In that sense one might say that the founding of Yahoo was less
intentional than many foundings. The
formation of the initial team was also serendipitous and dependent upon the
chance overlapping interests of two students, but that seems to be far more
common in start-ups. The expansion of
the team to include Marc Andreessen as a mentor and the move to Netscape was a
critical step for team building, opportunity evaluation, and fundraising.
The next critical step in team
building was when they managed to recruit Timothy Koogle, whose experience and
manner brought credibility to the team as it entered the business-building
phase.
Yang and Filo had some hard
decisions to make in the early years of Yahoo.

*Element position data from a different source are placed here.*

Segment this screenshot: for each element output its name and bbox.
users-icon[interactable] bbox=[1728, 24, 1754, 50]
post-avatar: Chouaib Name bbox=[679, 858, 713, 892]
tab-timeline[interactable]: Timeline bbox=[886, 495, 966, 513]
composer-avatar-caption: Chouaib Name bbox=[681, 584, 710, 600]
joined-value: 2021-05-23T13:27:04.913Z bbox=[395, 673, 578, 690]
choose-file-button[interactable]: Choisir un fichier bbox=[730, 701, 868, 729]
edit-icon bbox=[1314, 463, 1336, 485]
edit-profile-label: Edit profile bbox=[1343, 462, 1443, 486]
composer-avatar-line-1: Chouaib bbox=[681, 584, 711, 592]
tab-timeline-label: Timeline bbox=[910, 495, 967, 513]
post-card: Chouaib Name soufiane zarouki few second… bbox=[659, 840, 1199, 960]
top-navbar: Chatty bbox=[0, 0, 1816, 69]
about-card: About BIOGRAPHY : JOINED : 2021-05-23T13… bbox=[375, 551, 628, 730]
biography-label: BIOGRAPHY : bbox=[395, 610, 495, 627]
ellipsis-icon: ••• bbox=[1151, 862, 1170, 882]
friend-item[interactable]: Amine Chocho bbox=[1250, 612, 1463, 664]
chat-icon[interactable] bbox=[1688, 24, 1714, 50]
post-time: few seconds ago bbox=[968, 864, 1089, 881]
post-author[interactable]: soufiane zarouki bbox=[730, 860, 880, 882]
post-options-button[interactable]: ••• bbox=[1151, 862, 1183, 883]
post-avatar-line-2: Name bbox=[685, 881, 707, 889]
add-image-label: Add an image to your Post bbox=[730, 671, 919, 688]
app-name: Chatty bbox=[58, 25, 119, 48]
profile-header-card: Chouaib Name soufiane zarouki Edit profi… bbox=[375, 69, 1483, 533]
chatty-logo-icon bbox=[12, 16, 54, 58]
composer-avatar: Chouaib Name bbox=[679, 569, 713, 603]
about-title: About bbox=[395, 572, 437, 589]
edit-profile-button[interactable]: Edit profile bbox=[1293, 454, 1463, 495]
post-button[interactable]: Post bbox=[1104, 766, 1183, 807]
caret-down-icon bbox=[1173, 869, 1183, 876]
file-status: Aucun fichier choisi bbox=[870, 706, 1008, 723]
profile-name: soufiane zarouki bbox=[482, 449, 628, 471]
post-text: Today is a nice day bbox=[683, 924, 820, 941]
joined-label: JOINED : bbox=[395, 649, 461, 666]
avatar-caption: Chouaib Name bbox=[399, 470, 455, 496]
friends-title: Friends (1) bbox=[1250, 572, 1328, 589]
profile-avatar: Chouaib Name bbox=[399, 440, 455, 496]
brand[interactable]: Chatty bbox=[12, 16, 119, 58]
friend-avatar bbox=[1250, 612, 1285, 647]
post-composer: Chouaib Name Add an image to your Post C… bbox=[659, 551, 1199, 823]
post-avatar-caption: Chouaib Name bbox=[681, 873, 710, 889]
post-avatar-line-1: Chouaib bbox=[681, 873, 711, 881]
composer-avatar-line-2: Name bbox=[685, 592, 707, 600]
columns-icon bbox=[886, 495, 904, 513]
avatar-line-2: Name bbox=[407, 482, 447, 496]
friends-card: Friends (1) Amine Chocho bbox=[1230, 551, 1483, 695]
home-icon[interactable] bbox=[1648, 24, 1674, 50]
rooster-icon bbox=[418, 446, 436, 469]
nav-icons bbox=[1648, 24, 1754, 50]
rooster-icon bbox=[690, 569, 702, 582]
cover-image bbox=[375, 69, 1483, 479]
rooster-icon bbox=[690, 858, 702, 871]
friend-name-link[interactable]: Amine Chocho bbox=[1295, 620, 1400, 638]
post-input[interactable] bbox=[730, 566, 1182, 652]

The good news was that the site was well known and popular. The down side of that was that they were the
target of both buyout offers and competitive attacks. Both America ON-Line and Netscape made serious offers to the two
to try to acquire them, but they decided to go it alone. The offers would have made them richer than
they had ever imagined, but they were driven by a vision and not terribly
motivated by the financial aspects at that point. The rejected an offer of $3,000,000 each in Netscape stock which
quickly escalated to 12 million and kept on rising.[1] They had no regrets.
Instead, they obtained $1,000,000
in funding from Mike Moritz at Sequoia Capital and continued on the path to an
IPO.
With a market capitalization of $120 billion at the beginning of 2000, Yahoo has become perhaps the most successful of all the new eBusiness ventures. Even the precipitous drop of their stock over the first half of the year by over 50% does not change that. Yang and Filo had each about 17% of the stock prior to the IPO.